There's more than just security concerns, when you allow a bunch of third-party accounts to access one of your first-party accounts.
If your highest concept of identity is the account and identity managers allow you to authenticate to that account, let's say you have a tailscale account with id 123, and any human who has access to john@personal.org or john.smith@job.com can access that account.
What do you do when John leaves job.com? Can John (accessing the account through john@personal.org) still admin the job.com bits?
I think the right abstraction is having first-party (in this case tailscale) accounts belonging to one or more "teams" and authenticating with a @job.com address allows you to switch to the job.com team in the UI / allows you to generate API creds that modify job.com's team.
I really love the privacy- and security-centric design of Sign In with Apple, but so far it only works if you have Apple hardware, right? Tailscale's selling point is you can use it on all your devices (modulo Android support which isn't released yet).
Sign in with Apple works natively on iOS, macOS, tvOS, and watchOS. And it works in any browser, which means you can deploy it on your website and in versions of your apps running on other platforms.
So it at least sounds like it can be used anywhere with a web login flow. Although the docs say this must be accomplished using their JS library, as opposed to a standard OAuth2 flow of some kind: https://developer.apple.com/documentation/sign_in_with_apple
FWIW I setup tailscale a few days ago with an iPad mini, iPhone, and Mac mini server. I don't know how many networks would be "Apple Only", but I would certainly prefer a quick Apple Sign in button vs. using Google.

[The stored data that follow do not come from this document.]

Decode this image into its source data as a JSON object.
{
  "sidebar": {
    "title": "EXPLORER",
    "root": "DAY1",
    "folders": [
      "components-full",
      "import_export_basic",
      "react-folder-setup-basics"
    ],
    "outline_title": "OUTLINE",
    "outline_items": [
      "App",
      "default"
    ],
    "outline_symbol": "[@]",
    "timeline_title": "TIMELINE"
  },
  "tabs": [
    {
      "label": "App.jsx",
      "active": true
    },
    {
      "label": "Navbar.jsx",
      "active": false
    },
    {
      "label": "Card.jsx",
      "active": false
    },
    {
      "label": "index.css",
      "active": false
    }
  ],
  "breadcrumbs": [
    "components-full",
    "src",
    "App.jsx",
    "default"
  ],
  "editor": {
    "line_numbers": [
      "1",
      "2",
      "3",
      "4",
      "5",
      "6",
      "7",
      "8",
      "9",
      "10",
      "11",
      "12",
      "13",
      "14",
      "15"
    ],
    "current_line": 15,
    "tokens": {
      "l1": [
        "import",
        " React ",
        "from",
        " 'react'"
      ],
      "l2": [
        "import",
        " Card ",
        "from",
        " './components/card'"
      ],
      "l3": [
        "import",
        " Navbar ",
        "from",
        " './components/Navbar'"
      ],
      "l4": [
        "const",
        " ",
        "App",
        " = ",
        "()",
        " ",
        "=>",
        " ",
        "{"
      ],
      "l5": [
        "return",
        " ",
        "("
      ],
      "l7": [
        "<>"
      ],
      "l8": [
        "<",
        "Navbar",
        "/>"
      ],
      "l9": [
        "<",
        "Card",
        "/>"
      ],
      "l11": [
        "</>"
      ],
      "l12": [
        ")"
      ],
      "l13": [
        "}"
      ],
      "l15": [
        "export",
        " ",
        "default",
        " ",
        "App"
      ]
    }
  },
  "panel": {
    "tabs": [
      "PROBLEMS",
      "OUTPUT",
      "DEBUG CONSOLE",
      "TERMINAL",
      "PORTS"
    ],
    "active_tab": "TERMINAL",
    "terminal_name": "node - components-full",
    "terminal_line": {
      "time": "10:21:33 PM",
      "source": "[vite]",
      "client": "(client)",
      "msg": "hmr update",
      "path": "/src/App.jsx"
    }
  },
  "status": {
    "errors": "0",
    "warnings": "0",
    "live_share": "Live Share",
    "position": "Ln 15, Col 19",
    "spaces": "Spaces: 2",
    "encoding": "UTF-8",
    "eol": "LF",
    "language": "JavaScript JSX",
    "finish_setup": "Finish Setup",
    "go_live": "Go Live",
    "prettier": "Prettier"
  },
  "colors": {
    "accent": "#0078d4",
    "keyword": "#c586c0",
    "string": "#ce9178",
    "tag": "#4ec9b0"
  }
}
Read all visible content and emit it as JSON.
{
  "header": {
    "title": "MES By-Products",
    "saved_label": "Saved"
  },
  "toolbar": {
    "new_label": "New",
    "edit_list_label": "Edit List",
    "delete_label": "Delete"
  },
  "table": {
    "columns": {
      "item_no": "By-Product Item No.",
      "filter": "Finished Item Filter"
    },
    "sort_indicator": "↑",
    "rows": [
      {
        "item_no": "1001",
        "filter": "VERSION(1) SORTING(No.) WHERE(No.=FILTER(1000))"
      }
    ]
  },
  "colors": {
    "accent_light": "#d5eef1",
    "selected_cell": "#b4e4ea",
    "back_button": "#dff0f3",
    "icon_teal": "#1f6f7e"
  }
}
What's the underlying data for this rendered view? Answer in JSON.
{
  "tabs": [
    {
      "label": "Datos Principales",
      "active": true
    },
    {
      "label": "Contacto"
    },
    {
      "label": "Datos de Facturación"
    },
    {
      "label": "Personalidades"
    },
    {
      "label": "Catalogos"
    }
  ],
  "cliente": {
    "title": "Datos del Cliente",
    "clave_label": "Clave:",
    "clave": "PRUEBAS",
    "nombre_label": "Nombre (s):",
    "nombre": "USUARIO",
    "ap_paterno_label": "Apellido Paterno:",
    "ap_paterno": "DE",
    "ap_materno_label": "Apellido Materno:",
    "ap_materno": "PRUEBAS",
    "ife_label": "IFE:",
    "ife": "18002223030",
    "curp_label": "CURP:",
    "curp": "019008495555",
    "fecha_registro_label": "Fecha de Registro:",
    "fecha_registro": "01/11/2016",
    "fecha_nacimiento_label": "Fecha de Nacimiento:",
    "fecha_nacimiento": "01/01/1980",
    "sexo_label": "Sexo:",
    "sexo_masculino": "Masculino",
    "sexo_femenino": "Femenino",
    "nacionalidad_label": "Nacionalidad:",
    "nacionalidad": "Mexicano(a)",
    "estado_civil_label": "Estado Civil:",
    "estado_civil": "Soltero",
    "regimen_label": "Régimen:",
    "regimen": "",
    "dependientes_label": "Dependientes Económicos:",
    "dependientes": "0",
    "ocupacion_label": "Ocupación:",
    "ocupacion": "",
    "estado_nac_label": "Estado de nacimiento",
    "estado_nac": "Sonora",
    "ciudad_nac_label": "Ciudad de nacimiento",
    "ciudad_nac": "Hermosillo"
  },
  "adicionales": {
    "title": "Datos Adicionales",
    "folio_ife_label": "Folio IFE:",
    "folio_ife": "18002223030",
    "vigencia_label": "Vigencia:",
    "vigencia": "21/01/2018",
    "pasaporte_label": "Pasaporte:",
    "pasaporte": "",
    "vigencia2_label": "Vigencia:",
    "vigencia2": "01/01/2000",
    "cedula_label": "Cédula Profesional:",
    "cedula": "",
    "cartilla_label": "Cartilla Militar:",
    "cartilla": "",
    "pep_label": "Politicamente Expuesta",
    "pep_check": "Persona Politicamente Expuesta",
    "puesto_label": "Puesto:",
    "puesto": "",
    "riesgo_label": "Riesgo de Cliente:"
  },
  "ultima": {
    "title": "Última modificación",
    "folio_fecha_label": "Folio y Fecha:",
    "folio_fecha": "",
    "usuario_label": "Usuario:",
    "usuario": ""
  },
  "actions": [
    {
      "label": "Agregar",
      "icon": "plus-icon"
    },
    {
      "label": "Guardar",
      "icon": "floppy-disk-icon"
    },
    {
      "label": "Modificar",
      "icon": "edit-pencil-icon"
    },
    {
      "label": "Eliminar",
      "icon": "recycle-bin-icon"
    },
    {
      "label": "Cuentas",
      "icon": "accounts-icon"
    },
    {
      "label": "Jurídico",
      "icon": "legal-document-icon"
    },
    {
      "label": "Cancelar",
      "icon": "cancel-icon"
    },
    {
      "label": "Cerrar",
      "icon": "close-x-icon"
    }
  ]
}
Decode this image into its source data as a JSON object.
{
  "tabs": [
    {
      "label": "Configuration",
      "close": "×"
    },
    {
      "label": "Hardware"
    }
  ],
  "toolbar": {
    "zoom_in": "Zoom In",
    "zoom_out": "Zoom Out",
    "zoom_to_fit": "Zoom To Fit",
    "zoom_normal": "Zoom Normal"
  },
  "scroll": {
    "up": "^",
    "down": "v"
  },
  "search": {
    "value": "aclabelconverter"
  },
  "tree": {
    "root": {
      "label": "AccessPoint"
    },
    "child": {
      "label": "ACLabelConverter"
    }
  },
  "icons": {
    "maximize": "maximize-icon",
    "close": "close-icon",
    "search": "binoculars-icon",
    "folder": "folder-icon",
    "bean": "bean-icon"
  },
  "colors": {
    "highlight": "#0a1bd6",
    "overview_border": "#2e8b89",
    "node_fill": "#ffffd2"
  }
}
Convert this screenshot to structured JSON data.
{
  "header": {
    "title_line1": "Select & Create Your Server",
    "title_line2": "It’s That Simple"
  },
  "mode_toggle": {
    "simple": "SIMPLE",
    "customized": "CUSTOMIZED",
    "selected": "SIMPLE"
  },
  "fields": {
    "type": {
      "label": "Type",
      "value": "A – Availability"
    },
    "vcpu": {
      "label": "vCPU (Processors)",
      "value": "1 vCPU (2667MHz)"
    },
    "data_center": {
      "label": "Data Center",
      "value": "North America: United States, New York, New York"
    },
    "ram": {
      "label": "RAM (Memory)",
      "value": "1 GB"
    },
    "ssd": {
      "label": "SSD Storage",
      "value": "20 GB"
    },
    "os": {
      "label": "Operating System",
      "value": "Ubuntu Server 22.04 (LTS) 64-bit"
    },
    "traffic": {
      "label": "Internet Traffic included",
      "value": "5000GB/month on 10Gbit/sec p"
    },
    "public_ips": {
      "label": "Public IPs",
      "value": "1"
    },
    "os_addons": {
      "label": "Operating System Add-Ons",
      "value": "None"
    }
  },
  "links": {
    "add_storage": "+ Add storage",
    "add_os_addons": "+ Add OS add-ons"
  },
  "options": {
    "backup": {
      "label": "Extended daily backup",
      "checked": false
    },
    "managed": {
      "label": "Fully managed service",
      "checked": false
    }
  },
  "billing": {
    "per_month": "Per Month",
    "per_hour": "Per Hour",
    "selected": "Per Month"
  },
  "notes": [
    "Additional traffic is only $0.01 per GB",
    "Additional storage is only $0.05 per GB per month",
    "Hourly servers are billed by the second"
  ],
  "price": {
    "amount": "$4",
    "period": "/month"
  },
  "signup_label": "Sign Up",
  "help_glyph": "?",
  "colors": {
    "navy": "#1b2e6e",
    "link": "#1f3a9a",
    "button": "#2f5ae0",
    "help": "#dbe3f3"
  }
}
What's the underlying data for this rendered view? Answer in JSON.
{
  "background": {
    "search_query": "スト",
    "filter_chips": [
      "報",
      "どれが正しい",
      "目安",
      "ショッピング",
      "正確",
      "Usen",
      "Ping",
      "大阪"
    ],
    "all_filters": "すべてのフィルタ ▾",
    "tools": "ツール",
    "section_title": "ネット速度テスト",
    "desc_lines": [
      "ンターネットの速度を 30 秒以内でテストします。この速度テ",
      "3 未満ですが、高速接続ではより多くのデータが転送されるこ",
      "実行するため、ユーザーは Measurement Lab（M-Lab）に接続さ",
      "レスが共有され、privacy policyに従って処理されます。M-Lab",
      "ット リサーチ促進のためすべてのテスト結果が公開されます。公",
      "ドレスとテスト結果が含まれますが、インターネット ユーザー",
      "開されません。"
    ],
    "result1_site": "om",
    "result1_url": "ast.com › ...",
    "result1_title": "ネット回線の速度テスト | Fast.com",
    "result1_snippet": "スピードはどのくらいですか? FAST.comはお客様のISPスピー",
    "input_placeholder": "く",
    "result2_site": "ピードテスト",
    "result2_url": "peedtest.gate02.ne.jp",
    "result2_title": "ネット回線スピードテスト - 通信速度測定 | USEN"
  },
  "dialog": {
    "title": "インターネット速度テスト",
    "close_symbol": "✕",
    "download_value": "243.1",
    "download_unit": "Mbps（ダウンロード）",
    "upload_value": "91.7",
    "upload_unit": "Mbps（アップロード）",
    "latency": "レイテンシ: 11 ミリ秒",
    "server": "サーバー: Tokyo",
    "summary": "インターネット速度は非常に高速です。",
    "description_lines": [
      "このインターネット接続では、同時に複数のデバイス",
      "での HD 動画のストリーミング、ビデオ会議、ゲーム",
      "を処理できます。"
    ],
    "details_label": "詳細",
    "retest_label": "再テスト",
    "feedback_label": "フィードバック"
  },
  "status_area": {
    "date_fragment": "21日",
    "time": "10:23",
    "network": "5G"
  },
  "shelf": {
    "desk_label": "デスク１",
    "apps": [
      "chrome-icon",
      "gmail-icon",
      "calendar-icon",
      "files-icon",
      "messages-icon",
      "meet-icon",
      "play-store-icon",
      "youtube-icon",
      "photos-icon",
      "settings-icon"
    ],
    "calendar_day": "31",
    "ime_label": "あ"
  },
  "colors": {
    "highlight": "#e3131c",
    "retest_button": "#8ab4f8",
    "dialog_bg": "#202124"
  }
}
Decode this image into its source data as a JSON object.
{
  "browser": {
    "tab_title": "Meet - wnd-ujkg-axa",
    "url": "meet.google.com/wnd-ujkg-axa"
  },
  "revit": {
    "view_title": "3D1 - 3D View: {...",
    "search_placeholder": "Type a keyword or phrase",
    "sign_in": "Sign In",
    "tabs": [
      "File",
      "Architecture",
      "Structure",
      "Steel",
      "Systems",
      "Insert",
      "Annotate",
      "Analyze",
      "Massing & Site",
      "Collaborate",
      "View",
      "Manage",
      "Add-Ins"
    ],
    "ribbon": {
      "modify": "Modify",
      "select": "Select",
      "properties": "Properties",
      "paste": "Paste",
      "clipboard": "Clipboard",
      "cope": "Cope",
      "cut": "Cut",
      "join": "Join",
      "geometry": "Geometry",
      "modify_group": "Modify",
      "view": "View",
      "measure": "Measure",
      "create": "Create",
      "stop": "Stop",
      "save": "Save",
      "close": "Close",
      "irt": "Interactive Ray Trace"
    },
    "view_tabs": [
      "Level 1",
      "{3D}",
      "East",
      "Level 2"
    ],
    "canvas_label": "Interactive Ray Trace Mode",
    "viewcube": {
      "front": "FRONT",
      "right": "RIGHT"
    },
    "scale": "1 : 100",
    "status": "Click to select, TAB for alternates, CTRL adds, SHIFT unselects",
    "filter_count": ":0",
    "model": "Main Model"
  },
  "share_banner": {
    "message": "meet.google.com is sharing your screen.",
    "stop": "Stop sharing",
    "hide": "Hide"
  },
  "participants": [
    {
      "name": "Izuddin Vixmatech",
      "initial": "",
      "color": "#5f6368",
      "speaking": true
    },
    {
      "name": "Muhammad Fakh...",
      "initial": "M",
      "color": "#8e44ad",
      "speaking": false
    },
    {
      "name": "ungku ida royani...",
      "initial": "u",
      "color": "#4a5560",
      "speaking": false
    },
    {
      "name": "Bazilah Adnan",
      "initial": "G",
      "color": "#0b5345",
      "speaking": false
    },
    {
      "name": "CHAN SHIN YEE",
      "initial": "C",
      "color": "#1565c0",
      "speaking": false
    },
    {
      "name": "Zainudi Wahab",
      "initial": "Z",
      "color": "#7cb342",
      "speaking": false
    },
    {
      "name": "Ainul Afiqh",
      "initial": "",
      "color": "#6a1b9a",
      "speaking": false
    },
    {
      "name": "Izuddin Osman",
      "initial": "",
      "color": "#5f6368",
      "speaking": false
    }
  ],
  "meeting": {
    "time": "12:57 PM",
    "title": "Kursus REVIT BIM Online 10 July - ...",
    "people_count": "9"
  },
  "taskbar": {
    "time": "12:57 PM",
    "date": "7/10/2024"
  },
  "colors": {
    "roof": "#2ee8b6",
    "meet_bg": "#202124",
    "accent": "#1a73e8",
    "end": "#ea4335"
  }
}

Have you considered integrating with Keybase? I think the identity system of Keybase coupled with the secure mesh networking of Tailscale would be a really powerful combination.
Github's on the list to support, yeah. We can speak most "identity provider" protocols these days (OAuth, OIDC, SAML, etc.), but it's this weird little universe: the protocols are meant to let you implement once to support everyone, but in practice every IdP has its own little idiosyncrasies that mean you need a little bit of dedicated code for each new IdP. So, we end up with a backlog of "support IdP X, which is ostensibly OAuth but does something strange we've never seen yet" :)
Thank you for your response. Having battle scars from handling authentication in an enterprise SaaS, you'll notice I chose my words carefully and didn't say "just do/use" :)
I really want to give you guys money for my personal use but $10/user/month is steep when I know the other users will only use it once it a blue moon (but of course, when they need it they'll REALLY need it).
If there was something like a "supporter plan" that was similar if not identical to the free plan but charged a flat fee, I'd be all over that.
"supporter tier" is an interesting idea! We're still figuring out what kind of pricing makes sense for personal use vs. company use. Hopefully we'll have something soon!
In the meantime, it's fine to be on the solo plan for personal use, it's there and free to be used :)
We (ZeroTier) dragged our feet on this stuff for a long time because we are personally of your mindset, but we get asked for it a lot so more of it will be coming. The ability to use your own auth and your own other things will never go away though, and with ZT you can run a fully independent network controller if you want.
Personally I want ZT to integrate support for integrated (e.g. Apple security chip) and discrete (YubiKey etc.) secure tokens and enclaves. That is where the real security is at.